誕生日は4月2日。A型。身長172センチ。スリーサイズはB96W58H92。

ドイツ人の父親とイタリア人の母親を持つハーフであり日本に帰化する前の名前はジュリア・バルデラ。親友であった麻子にジュリアという名前を呼ぶのが恥ずかしいと言われ頭文字を取ってJBと呼ばれるようになる。この名残で帰化したあともJBと呼ばれ、麻子の弟子である雄二もJBと呼ばれている。
雄二の保護者で、上司かつ担当官であるが雄二にオスロ暗殺をさせることに反対したため担当官から外された。雄二の担当官を外れた上に室長の椅子も剥奪されラングレーに戻されることとなりそれまでの間、同じく市ヶ谷によって身柄を拘束されており用意された部屋のソファーで寝転がりお菓子を食べながら暇を持て余していた。
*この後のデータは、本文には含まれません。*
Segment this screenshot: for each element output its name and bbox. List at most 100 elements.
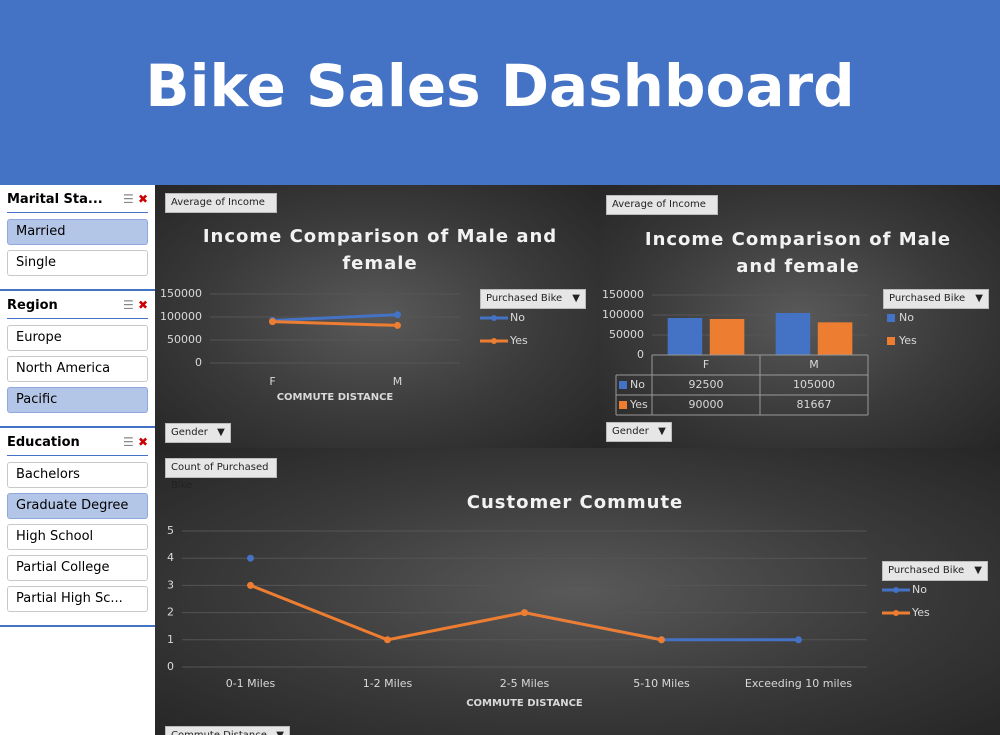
y-tick-label: 2 xyxy=(167,606,174,619)
chart-title: Customer Commute xyxy=(466,492,684,513)
table-value: 92500 xyxy=(689,378,724,391)
chart-title: Income Comparison of Male and female xyxy=(644,229,952,277)
legend-key-marker xyxy=(893,610,899,616)
slicer-icons[interactable]: ☰ ✖ xyxy=(123,298,148,312)
table-row-label: Yes xyxy=(629,398,648,411)
legend-title-button[interactable]: Purchased Bike ▼ xyxy=(883,289,989,309)
slicer: Region ☰ ✖ Europe North America Pacific xyxy=(0,291,155,428)
chart: 0 50000 100000 150000 F M No 92500 105000 Yes 9000… xyxy=(602,288,917,416)
x-tick-label: F xyxy=(703,358,709,371)
chart-title: Income Comparison of Male and female xyxy=(202,226,558,274)
slicer-header: Education ☰ ✖ xyxy=(7,432,148,456)
x-axis-title: COMMUTE DISTANCE xyxy=(277,392,394,403)
y-tick-label: 50000 xyxy=(609,328,644,341)
y-tick-label: 100000 xyxy=(602,308,644,321)
table-legend-key xyxy=(619,381,627,389)
chart-panel: 0 50000 100000 150000 F M No 92500 105000 Yes 9000… xyxy=(598,185,1000,448)
dashboard-title: Bike Sales Dashboard xyxy=(0,0,1000,185)
series-line xyxy=(272,313,398,322)
chart: 0 1 2 3 4 5 COMMUTE DISTANCE 0-1 Miles 1-2 Miles… xyxy=(167,524,930,709)
chart-panel: 0 50000 100000 150000 COMMUTE DISTANCE F M No Ye… xyxy=(155,185,598,448)
y-tick-label: 0 xyxy=(637,348,644,361)
legend-title-button[interactable]: Purchased Bike ▼ xyxy=(882,561,988,581)
y-tick-label: 100000 xyxy=(160,310,202,323)
slicer-title: Education xyxy=(7,435,80,450)
slicer-item[interactable]: North America xyxy=(7,356,148,382)
chart-panel: 0 1 2 3 4 5 COMMUTE DISTANCE 0-1 Miles 1-2 Miles… xyxy=(155,448,1000,735)
legend-key-marker xyxy=(491,315,497,321)
slicer-item[interactable]: Married xyxy=(7,219,148,245)
y-tick-label: 0 xyxy=(167,660,174,673)
x-tick-label: 2-5 Miles xyxy=(500,677,550,690)
filter-field-button[interactable]: Gender ▼ xyxy=(606,422,672,442)
data-point xyxy=(394,321,401,329)
slicer-item[interactable]: High School xyxy=(7,524,148,550)
data-point xyxy=(795,636,802,644)
value-field-button[interactable]: Average of Income xyxy=(165,193,277,213)
bar xyxy=(817,322,853,355)
legend-label: No xyxy=(510,311,525,324)
legend-key-marker xyxy=(491,338,497,344)
y-tick-label: 50000 xyxy=(167,333,202,346)
slicer-icons[interactable]: ☰ ✖ xyxy=(123,435,148,449)
value-field-button[interactable]: Average of Income xyxy=(606,195,718,215)
value-field-button[interactable]: Count of Purchased Bike xyxy=(165,458,277,491)
slicer-icons[interactable]: ☰ ✖ xyxy=(123,192,148,206)
x-tick-label: M xyxy=(809,358,819,371)
y-tick-label: 4 xyxy=(167,551,174,564)
legend-title-button[interactable]: Purchased Bike ▼ xyxy=(480,289,586,309)
x-tick-label: 1-2 Miles xyxy=(363,677,413,690)
data-point xyxy=(658,636,665,644)
data-point xyxy=(247,554,254,562)
bar xyxy=(775,313,811,355)
data-point xyxy=(269,318,276,326)
legend-label: Yes xyxy=(898,334,917,347)
slicer-item[interactable]: Bachelors xyxy=(7,462,148,488)
series-line xyxy=(524,611,799,642)
legend-key-marker xyxy=(893,587,899,593)
bar xyxy=(667,318,703,355)
data-point xyxy=(394,311,401,319)
slicer-item[interactable]: Partial College xyxy=(7,555,148,581)
data-point xyxy=(521,609,528,617)
y-tick-label: 3 xyxy=(167,578,174,591)
filter-field-button[interactable]: Gender ▼ xyxy=(165,423,231,443)
x-axis-title: COMMUTE DISTANCE xyxy=(466,698,583,709)
x-tick-label: 5-10 Miles xyxy=(633,677,690,690)
slicer-item[interactable]: Europe xyxy=(7,325,148,351)
series-line xyxy=(272,320,398,327)
data-point xyxy=(384,636,391,644)
legend-label: Yes xyxy=(509,334,528,347)
slicer-title: Region xyxy=(7,298,58,313)
table-value: 81667 xyxy=(797,398,832,411)
table-value: 90000 xyxy=(689,398,724,411)
table-row-label: No xyxy=(630,378,645,391)
x-tick-label: F xyxy=(269,375,275,388)
x-tick-label: M xyxy=(393,375,403,388)
slicer: Education ☰ ✖ Bachelors Graduate Degree High… xyxy=(0,428,155,627)
y-tick-label: 5 xyxy=(167,524,174,537)
slicer-item[interactable]: Pacific xyxy=(7,387,148,413)
legend-key xyxy=(887,314,895,322)
series-line xyxy=(249,584,662,642)
y-tick-label: 0 xyxy=(195,356,202,369)
y-tick-label: 150000 xyxy=(160,287,202,300)
slicer-item[interactable]: Partial High Sc... xyxy=(7,586,148,612)
slicer-title: Marital Sta... xyxy=(7,192,103,207)
table-legend-key xyxy=(619,401,627,409)
y-tick-label: 150000 xyxy=(602,288,644,301)
slicer: Marital Sta... ☰ ✖ Married Single xyxy=(0,185,155,291)
y-tick-label: 1 xyxy=(167,633,174,646)
slicer-item[interactable]: Single xyxy=(7,250,148,276)
table-value: 105000 xyxy=(793,378,835,391)
x-tick-label: Exceeding 10 miles xyxy=(745,677,852,690)
legend-key xyxy=(887,337,895,345)
filter-field-button[interactable]: Commute Distance▼ xyxy=(165,726,290,735)
legend-label: Yes xyxy=(911,606,930,619)
slicer-panel: Marital Sta... ☰ ✖ Married Single Region ☰ ✖ E… xyxy=(0,185,155,735)
data-point xyxy=(247,581,254,589)
legend-label: No xyxy=(912,583,927,596)
slicer-item[interactable]: Graduate Degree xyxy=(7,493,148,519)
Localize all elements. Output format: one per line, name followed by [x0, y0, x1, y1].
「タナトス・システム」が一姫の脳を利用していることを前々から知っていた。

面会に来たキアラに対して電子ペットの世話を頼み、電子ペットのお礼メッセージに雄二の移送日時を登録してそれを表示させることで監視カメラ越しに「タナトス」へ教えた。
後に軟禁部屋でテレビを見ていたところ「タナトス」からのメッセージを見て行動を開始。「タナトス・システム」から分離したコアである生身の一姫を連れて逃げる。実際に一姫を見るまでは脳みそだけになっている姿を想像していた。逃走途中でキアラに助けられ、コーヒーを入れるのだけが1人前であると思っていたことから成長を褒めた。
最高機密扱いの一姫を連れ出してしまえば市ヶ谷に戻っても裁判にかけられ無事では済まないことから一姫に共に来いと誘われる。最初は渋ったが雄二にはJBが必要であると一姫に言われたことでついていくことを決める。キアラも誘うがキアラにはついていけない事情があり、外から見た場合にキアラはJBの行動を止めたという証拠が必要になったため一芝居打つことになった。
この時、逃走用にキアラの車のカギを貰い、代わりにキアラに自身の車を与えた。

伊号では一姫のことを黙っていたことなどで気まずさを感じており雄二を避けていたが、雄二がオスロの元へ向かうと聞いた際には姿を現して止めに入った。麻子ですら勝てなかったことから雄二の命を心配しての行動であったが雄二の心が変わらないことを悟ると涙を流し雄二を見送った。

グリザイア島では新美浜の校医となった。